Astronomer and mathematician, born in Harford, Maryland, USA. He became professor of mathematics at Delaware (1851) and at Indiana (1856). He explained the unequal distribution of asteroids in the asteroid belt as a result of the influence of Jupiter. These interruptions became known as Kirkwood gaps.
Born in Harford County, Maryland, he graduated in mathematics from the York County Academy in York, Pennsylvania in 1838. After teaching there for five years, he became Principal of the Lancaster High School in Lancaster, Pennsylvania, and after another five years he moved on to become Principal of the Pottsville Academy in Pottsville, Pennsylvania. In 1851 he became Professor of Mathematics at Delaware College and in 1856 Professor of Mathematics at Indiana University in Bloomington, Indiana, where he stayed till his retirement in 1886, with the exception of two years, 1865-1867, at Jefferson College in Canonsburg, Pennsylvania.
The most significant contribution of Daniel Kirkwood was his study in the orbits of the asteroids. In 1866 he published¹ the discovery of gaps in the distances of asteroids from the sun, named Kirkwood gaps in his honor.
Kirkwood also identified a pattern relating the distances of the planets to their rotation periods, which was called Kirkwood's Law. he was dubbed "the American Kepler" by Sears Cook Walker, who claimed that Kirkwood's Law proved the widely held Solar Nebula Theory.

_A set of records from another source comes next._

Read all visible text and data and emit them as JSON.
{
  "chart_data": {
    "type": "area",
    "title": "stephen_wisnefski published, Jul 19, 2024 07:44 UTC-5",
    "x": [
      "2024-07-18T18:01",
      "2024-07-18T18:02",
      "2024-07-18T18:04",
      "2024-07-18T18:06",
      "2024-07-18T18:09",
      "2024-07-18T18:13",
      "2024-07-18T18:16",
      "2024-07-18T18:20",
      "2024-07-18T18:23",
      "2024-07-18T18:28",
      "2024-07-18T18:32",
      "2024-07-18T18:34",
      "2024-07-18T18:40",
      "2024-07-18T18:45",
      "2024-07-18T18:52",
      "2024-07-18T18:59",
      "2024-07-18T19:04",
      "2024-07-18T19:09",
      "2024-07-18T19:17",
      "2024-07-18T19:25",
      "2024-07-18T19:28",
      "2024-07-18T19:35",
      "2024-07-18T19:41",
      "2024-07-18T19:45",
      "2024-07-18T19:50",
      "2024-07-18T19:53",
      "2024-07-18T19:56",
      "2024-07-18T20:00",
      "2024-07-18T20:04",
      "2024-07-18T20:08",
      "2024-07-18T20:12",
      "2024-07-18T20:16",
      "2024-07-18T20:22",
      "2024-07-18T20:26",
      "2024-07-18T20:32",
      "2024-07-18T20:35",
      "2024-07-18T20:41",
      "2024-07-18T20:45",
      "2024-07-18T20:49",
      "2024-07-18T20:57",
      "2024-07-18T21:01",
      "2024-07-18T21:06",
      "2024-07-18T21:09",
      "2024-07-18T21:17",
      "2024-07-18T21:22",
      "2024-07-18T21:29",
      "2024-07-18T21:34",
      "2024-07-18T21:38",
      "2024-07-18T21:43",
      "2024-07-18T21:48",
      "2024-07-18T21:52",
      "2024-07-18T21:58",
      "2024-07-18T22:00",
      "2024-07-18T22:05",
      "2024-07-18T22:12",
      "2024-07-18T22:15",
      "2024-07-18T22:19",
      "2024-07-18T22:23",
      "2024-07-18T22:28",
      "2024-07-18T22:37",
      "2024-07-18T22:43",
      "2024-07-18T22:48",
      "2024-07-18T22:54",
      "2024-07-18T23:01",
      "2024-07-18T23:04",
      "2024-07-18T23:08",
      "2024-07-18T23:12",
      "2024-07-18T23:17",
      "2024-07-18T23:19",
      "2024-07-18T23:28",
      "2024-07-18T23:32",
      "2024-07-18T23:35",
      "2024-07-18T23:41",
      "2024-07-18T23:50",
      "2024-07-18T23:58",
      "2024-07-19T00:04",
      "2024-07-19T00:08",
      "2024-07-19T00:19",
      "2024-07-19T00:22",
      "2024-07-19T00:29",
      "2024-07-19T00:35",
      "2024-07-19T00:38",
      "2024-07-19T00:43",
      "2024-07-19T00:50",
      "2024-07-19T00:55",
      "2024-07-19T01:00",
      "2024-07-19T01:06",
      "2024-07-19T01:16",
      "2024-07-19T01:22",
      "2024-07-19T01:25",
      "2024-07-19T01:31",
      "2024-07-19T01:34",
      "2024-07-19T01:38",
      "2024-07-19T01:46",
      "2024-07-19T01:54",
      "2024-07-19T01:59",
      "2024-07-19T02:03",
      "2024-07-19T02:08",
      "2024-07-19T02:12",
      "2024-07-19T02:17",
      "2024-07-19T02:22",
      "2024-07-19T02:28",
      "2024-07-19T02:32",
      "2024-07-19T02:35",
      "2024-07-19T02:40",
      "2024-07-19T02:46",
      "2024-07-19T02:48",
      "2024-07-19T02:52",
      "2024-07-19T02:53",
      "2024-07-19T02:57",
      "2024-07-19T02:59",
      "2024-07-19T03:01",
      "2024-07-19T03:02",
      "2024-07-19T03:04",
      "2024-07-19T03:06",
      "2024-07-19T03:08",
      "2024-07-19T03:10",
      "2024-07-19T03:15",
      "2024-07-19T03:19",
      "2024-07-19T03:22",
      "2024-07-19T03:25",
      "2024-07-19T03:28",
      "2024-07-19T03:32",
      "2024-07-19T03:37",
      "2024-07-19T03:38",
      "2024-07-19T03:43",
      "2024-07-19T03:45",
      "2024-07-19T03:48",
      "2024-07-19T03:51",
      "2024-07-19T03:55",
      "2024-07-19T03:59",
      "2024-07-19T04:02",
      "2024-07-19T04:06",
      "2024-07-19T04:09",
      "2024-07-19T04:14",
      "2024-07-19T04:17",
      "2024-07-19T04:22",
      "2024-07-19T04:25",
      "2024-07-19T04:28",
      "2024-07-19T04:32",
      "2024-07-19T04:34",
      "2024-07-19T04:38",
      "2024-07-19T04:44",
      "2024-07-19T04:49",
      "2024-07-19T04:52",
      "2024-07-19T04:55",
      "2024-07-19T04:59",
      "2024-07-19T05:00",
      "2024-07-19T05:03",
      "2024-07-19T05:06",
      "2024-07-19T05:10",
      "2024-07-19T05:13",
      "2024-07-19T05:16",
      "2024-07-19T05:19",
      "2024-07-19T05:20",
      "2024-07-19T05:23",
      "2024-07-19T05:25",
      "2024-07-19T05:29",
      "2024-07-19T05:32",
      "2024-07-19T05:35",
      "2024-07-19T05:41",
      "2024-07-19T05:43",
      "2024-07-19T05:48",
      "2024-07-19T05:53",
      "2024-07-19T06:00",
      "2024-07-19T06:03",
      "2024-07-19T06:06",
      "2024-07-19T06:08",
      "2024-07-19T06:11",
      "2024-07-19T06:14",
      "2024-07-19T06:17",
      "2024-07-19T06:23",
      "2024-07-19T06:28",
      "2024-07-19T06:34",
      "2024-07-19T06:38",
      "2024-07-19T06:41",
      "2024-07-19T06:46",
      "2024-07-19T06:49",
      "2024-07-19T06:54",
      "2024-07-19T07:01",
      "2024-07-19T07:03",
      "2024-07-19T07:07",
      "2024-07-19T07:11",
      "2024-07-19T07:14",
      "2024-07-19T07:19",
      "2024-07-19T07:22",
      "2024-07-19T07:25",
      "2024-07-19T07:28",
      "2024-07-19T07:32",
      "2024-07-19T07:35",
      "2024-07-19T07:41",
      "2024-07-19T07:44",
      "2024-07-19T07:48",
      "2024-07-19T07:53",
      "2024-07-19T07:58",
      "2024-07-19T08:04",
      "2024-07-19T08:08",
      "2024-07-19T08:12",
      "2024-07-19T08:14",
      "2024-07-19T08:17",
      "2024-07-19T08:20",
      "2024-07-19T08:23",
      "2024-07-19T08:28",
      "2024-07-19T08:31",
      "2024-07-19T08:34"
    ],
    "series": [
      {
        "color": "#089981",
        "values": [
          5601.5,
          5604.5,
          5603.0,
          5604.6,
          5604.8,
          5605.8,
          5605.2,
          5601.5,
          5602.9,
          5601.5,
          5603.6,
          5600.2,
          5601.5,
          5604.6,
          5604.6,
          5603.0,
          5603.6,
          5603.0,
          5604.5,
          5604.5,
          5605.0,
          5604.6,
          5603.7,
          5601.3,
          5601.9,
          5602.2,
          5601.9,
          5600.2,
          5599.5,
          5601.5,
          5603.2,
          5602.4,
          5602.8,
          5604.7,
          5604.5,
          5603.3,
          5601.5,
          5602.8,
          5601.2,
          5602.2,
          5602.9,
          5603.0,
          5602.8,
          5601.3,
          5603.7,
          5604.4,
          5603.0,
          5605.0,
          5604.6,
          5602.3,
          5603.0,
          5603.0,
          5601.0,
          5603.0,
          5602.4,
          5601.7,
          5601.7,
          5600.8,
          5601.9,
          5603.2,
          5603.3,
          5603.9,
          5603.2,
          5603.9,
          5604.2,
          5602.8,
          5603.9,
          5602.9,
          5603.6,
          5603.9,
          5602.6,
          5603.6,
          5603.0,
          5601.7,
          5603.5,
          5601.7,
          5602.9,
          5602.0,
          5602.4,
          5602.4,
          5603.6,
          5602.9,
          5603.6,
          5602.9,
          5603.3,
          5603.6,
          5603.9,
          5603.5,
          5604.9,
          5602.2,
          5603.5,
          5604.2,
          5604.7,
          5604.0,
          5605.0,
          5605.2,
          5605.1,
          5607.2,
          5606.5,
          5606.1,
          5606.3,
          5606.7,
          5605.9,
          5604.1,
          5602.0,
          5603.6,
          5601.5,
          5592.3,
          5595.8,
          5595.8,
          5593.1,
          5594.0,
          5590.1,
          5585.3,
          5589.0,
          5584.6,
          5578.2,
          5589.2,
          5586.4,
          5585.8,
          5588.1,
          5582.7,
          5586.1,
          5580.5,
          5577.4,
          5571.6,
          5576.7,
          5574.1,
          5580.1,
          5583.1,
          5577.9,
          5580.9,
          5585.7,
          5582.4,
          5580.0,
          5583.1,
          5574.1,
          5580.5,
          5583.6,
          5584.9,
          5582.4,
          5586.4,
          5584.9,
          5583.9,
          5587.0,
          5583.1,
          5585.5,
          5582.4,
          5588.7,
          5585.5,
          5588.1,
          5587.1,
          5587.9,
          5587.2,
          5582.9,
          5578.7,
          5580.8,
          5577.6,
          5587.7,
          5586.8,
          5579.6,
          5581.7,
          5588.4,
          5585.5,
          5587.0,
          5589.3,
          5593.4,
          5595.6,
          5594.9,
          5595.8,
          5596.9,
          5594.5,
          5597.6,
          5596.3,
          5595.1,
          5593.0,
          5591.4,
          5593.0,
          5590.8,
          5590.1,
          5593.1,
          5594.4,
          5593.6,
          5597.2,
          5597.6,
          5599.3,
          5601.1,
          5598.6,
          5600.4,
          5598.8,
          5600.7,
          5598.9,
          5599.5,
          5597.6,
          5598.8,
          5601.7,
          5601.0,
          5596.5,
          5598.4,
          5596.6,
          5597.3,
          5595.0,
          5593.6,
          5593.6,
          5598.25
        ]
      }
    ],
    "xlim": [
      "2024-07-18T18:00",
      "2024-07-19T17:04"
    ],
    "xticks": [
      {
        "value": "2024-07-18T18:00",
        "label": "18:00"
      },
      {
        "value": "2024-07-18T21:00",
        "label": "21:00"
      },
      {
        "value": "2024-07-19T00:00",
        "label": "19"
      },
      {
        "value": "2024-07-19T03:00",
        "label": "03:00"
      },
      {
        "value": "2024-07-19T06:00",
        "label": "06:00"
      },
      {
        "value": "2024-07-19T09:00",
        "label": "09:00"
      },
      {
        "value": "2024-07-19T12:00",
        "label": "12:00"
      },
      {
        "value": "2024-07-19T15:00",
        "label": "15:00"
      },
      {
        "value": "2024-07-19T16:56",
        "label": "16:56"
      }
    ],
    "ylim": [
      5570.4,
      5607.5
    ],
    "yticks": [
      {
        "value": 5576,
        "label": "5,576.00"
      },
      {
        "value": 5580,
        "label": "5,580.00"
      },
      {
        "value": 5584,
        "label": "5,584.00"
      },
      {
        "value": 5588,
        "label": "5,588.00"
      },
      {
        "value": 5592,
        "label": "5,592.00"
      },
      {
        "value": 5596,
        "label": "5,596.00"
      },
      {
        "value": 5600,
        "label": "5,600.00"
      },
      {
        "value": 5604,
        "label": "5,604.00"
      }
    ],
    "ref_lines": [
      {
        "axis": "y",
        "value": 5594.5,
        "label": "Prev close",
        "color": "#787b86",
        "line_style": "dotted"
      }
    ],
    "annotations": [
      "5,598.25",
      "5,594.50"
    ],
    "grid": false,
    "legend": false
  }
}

In 1891, at age 77, he became a lecturer in astronomy at Stanford University. The asteroid 1951 AT was named 1578 Kirkwood in his honor and so was the lunar impact crater Kirkwood.
Kirkwood was probably a cousin of Iowa politician Samuel Jordan Kirkwood who became United States Secretary of the Interior under President James Garfield and President Chester A.